Por: Rodrigo Fonseca | Especial para o Correio da Manhã

'Homem Onça', drama político de Vinicius Reis que recria com espanto a Era das Privatizações

Chico Diaz encarna a tragédia dos que acreditavam numa utopia de Brasil | Foto: Divulgação

É difícil não pensar em cults como "O Príncipe" (2002), de Ugo Giorgetti, e "O Bom Buguês" (1983), de Oswaldo Caldeira, diante das cenas mais catárticas de "Homem Onça", que será exibido nesta quarta-feira, às 19h, no 12° Festival Internacional de Cinema Agroecológico. O longa chega à telona mais bonita do Rio de Janeiro endossado por elogios internacionais.

Lançado no Arthouse Asia Film Festival, em Calcutá, na Índia, em fevereiro, o terceiro longa-metragem de ficção de Vinícius Reis, revelado com o .doc "A Cobra Fumou" (2002) se impõe como uma precisa crônica sobre a era das privatizações, na segunda metade dos anos 1990. Ela passou ainda na seleção da mostra de Santiago Del Estero, na Argentina.

Sua angustiante narrativa fez barulho em Gramado, na mais popular das mostras competitivas de nosso audiovisual. Saiu de lá com um (merecido) Kikito de melhor atriz coadjuvante, dado a Bianca Byngton, por uma atuação em estado de graça em parceria com Chico Diaz - este, a alma do projeto, uma alma luminosa.
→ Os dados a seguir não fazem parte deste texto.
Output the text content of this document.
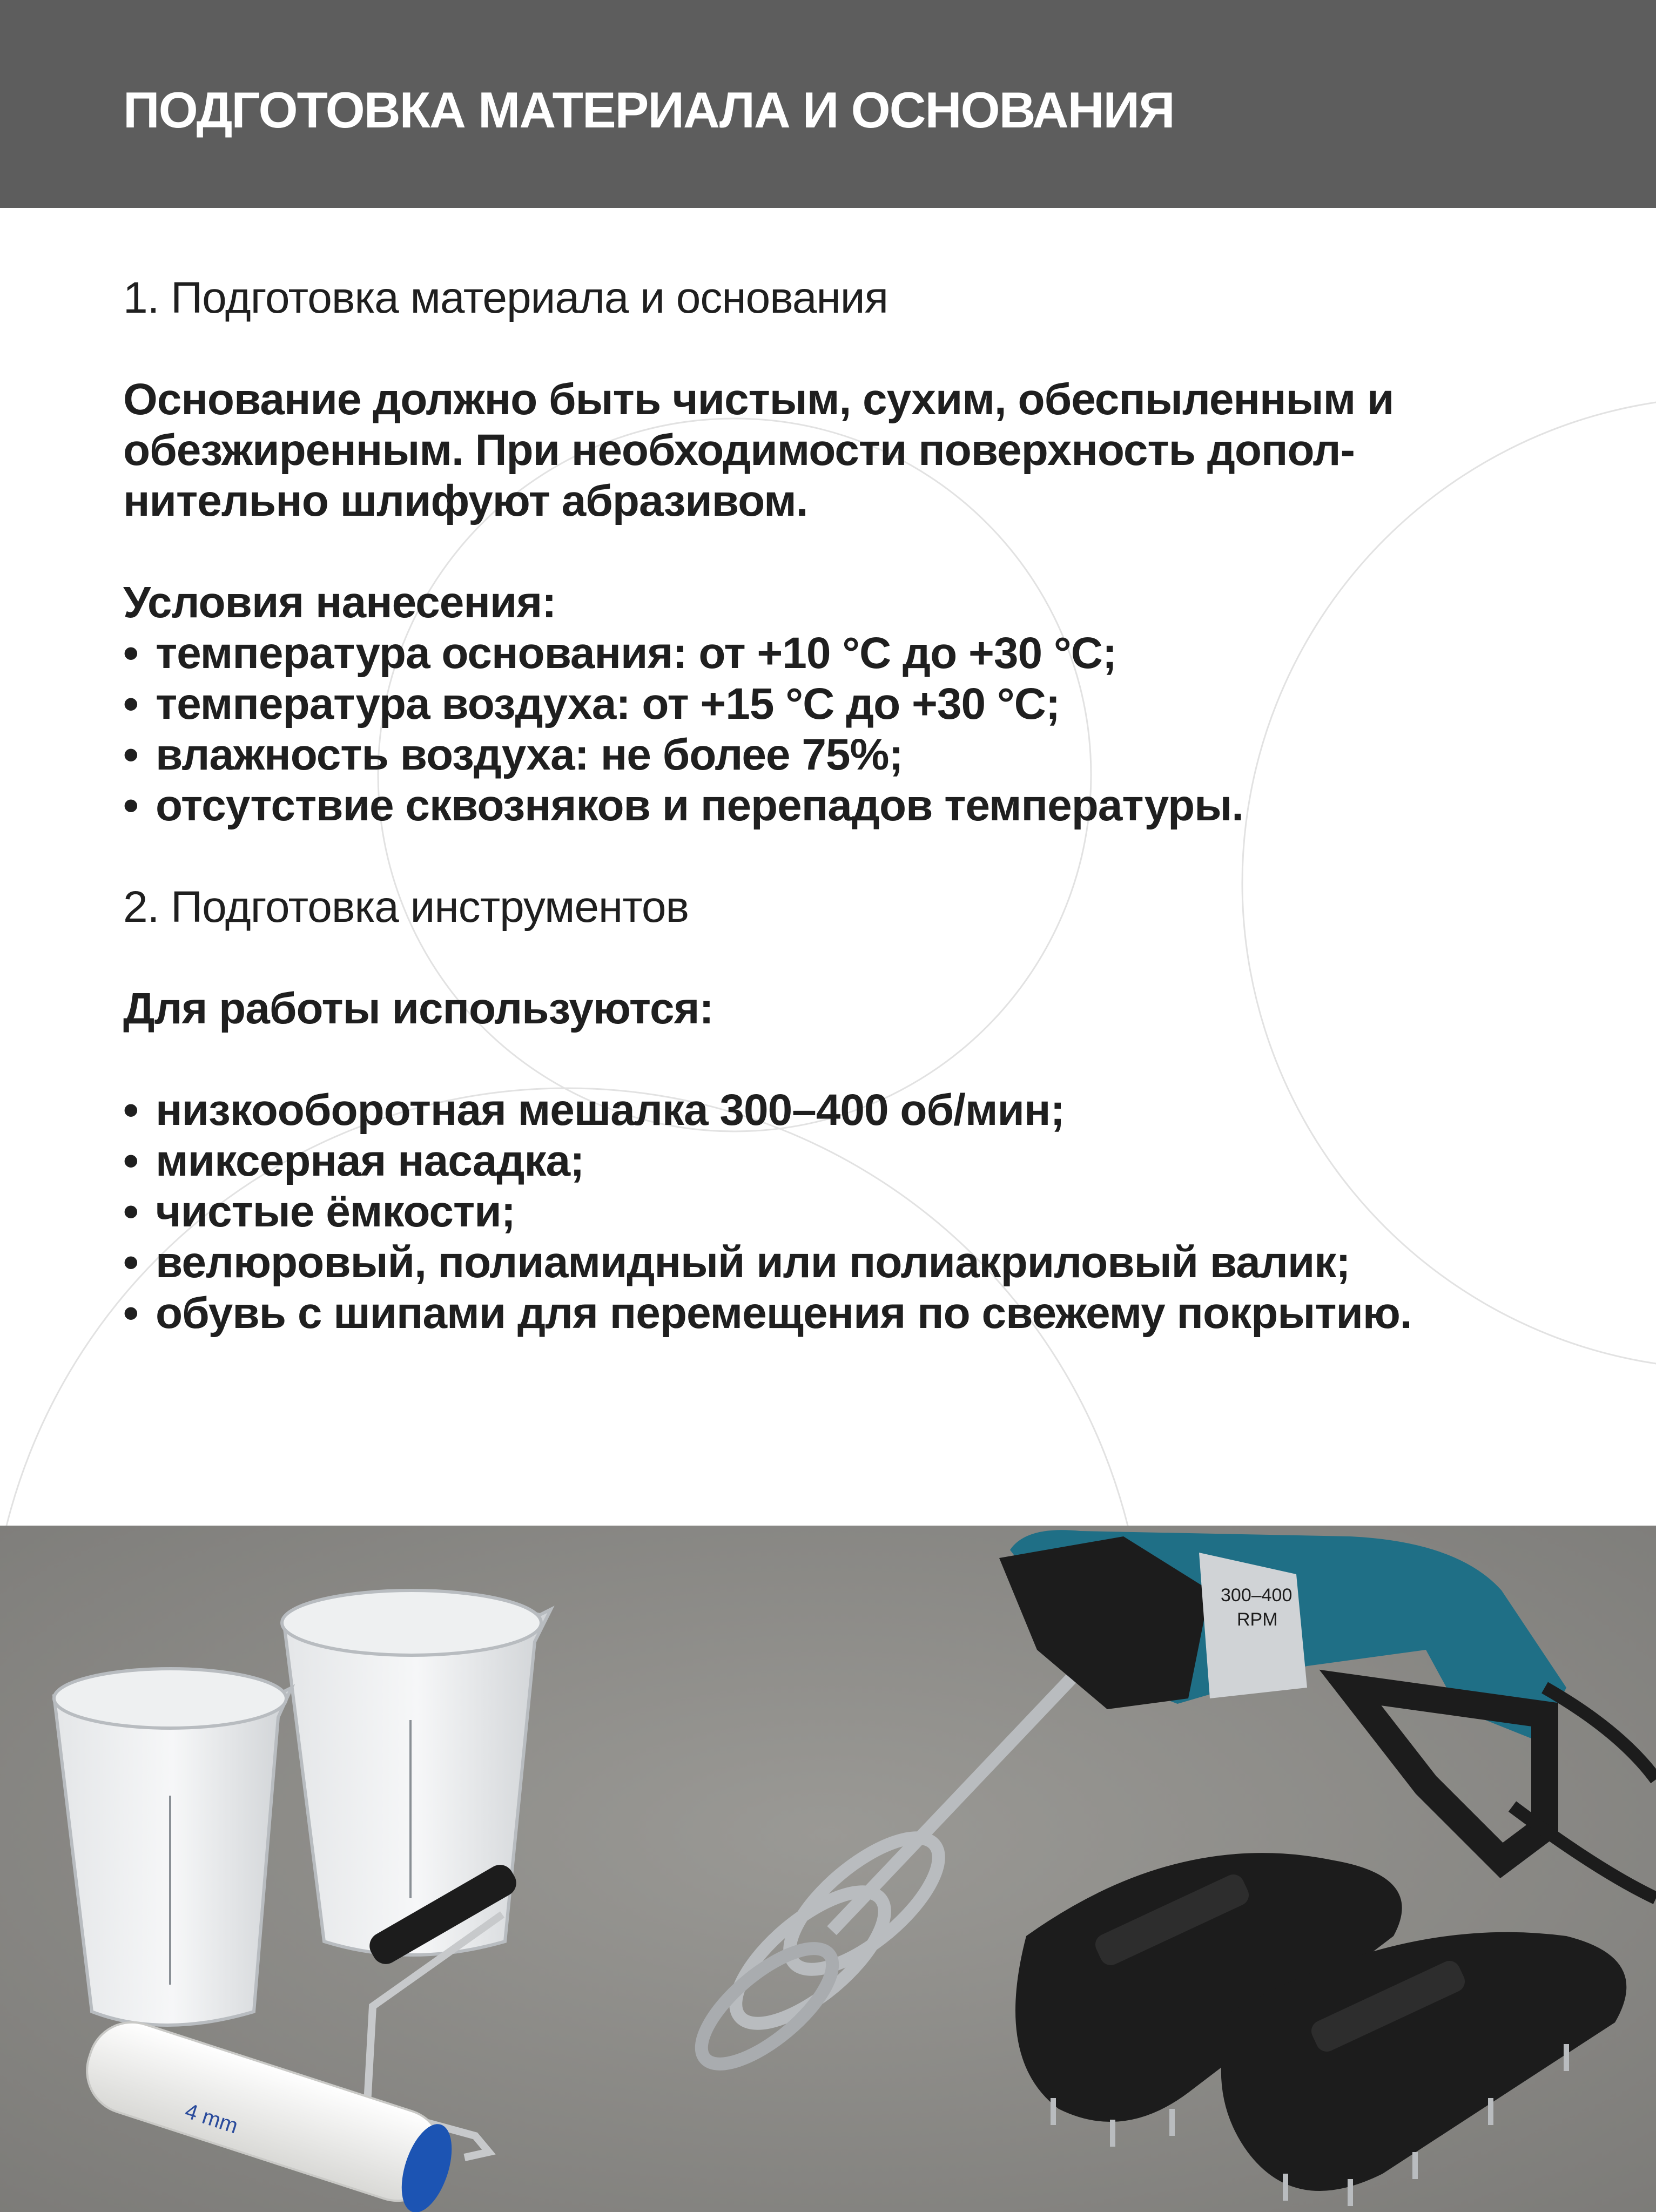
ПОДГОТОВКА МАТЕРИАЛА И ОСНОВАНИЯ

1. Подготовка материала и основания

Основание должно быть чистым, сухим, обеспыленным и

обезжиренным. При необходимости поверхность допол-

нительно шлифуют абразивом.

Условия нанесения:

• температура основания: от +10 °С до +30 °С;
• температура воздуха: от +15 °С до +30 °С;
• влажность воздуха: не более 75%;
• отсутствие сквозняков и перепадов температуры.

2. Подготовка инструментов

Для работы используются:

• низкооборотная мешалка 300–400 об/мин;
• миксерная насадка;
• чистые ёмкости;
• велюровый, полиамидный или полиакриловый валик;
• обувь с шипами для перемещения по свежему покрытию.
4 mm
300–400
RPM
Diaz encarna a tragédia dos que acreditavam numa utopia de Brasil e foram traídos por interesses financeiros em meio a desgovernos do país, como se viu nos longas seminais de Giorgetti e Caldeira citados acima. Ao lado deles, o novo trabalho de Vinícius Reis se junta a uma tradição curta, mas cheia de som e de fúria, de ficções políticas brasileiras, que tem em "Terra em Transe" (1967) seu farol mais luminoso. Mas, assim como se pensa em títulos brasileiros do passado, pensa-se em Ken Loach, holofote vivo do marxismo no audiovisual.

Não se fala no termo "luta de classes" em "Homem Onça", mas o assunto está lá, loachiano, à espreita... qual o felino do título, escolhido em referência a uma peculiaridade de Pedro (o papel de Diaz), em sua infância no interior, em meio ao verde. Da mesma forma que o Bom Selvagem de Rousseau, Pedro fez da Natureza o analgésico (físico e moral) para a moléstia da desatenção que castiga o mundo de concreto armado à nossa volta. Um mundo que se mostra claustrofóbico em 1997, em meio a um processo em que se privatizam empresas públicas. Entre elas está a Gás do Brasil, onde Pedro gerencia uma área de projetos ambientais. Área que vai passar pela foice chamada downsizing. Pescoços rolam em prol de um enxugamento monetário, desumanizando um ambiente profissional onde amizades descambam para a hostilidade. Amigos de outrora, como Dantas (Emílio de Mello, impecável), vão trombar com a atitude de Pedro, que se vê atônito diante das exigências de seus patrões, dando a seus colegas uma metonímia de desastre: "Passa no RH". O pé de café em seu escritório é um souvenir de um tempo em que as hordas bárbaras do neoliberalismo ainda não haviam conspurcado seu Éden de amizades.

Reis é mestre em retratar traumas de perdas súbitas na vertente ficcionista de seu cinema. É o que se vê no estonteante "Praça Saens Pena" (2009) - também com Chico - e em "Noite de Reis" (2012), que rendeu o troféu Candango de melhor ator a Enrique Diaz. Em ambos, a harmonia entre grupos é subitamente trovejada pelo inusitado. Sempre atento aos conflitos de classe, o realizador passa pela linhagem do já citado cinema marxista conversando com o Loach de "Você Não Estava Aqui" (2019) e com a estética antiliberalista de Stéphane Brizé ("Em Guerra") mas não fica nele. É de sua natureza valorizar mais a dimensão existencialista do que a verve sociológica. O problema de Pedro não está no bolso e, sim, no peito. Um peito congestionado diante das bestialidades do sistema. Vemos essa congestão pelos olhos trágicos de duas mulheres: sua primeira esposa, Sônia (Sílvia Buarque, em sua mais inspirada atuação), e Lola (Byngton), figura de exuberância afetiva com quem ele vai viver numa casinha no mato.

O gradual adoecimento (ou melhor, "enojamento") de Pedro arranca de Diaz um desempenho magistral, num longa que se destaca ainda pela engenharia de som de Waldir Xavier. De seu lado documental, Reis trouxe um cuidado em nunca tratar o real com desmesura formal.